Non è cosa che vi riguarda. Vi basti sapere che il vostro ritorno a casa dipende dal fatto che mi portiate a destinazione.

— Nancy, quanta parte della Galassia è stata esplorata da noi? — chiese Kelly mentre aiutava l’addetta alle comunicazioni a programmare il computer. Era una domanda che assillava tutti, adesso che avevano il tempo di riflettere. L’avventura che stavano vivendo diventava reale via via che passavano le settimane in iperspazio, un periodo molto più lungo di quello che ognuno di loro aveva mai passato al di fuori dello spazio reale.

— Non molto — rispose Nancy. — Ho letto che in una gigantografia della Galassia grande quanto uno stadio sportivo, la parte attraversata dagli esseri umani sarebbe grande quanto una nocciolina.

— E noi stiamo per allontanarci milioni di volte dalla Terra, più di quanto non abbia fatto nessuno. Chissà dove siamo adesso!

— Nell’iperspazio non lo si può sapere con esattezza. Finn non ti ha dato lezioni di navigazione e di geometria iperspaziale?

— Sì, però non è che io ci abbia capito molto.
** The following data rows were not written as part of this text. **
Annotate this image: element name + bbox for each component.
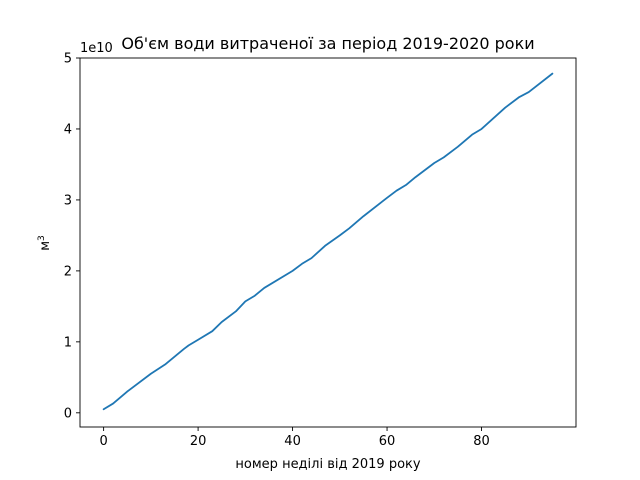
series-line	[102, 72, 554, 411]
y-tick-label: 3	[64, 193, 72, 208]
x-tick-label: 20	[190, 434, 207, 449]
axis-ticks: 0 20 40 60 80 0 1 2 3 4 5	[64, 52, 490, 450]
x-axis-label: номер неділі від 2019 року	[235, 457, 420, 472]
x-tick-label: 80	[473, 434, 490, 449]
y-tick-label: 5	[64, 52, 72, 67]
y-tick-label: 0	[64, 406, 72, 421]
y-tick-label: 4	[64, 122, 72, 137]
x-tick-label: 0	[99, 434, 107, 449]
chart-title: Об'єм води витраченої за період 2019-202…	[121, 34, 534, 53]
y-tick-label: 1	[64, 335, 72, 350]
y-axis-label-exponent: 3	[37, 235, 47, 241]
x-tick-label: 60	[379, 434, 396, 449]
y-tick-label: 2	[64, 264, 72, 279]
y-axis-label: м3	[37, 235, 53, 251]
x-tick-label: 40	[284, 434, 301, 449]
y-multiplier: 1e10	[80, 41, 113, 56]
plot-frame	[79, 57, 577, 428]
y-axis-label-unit: м	[38, 241, 53, 251]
Mi mancano le basi. Le scuole statali che ho frequentato lasciavano molto a desiderare quanto a istruzione — dichiarò con amarezza Kelly.

— Pensa che io ho imparato a leggere solo a tredici anni — gli disse Nancy.

— Mi sembra incredibile.

— I miei genitori erano coltivatori di riso su Li Po, dove il Signore della Guerra trattava i dipendenti come servi della gleba. Quando i Commandos tentarono, senza riuscirci, di catturare il Signore della Guerra, fui fatta sfollare con altri bambini su una nave di profughi. Fummo fortunati perché evitammo l’invasione.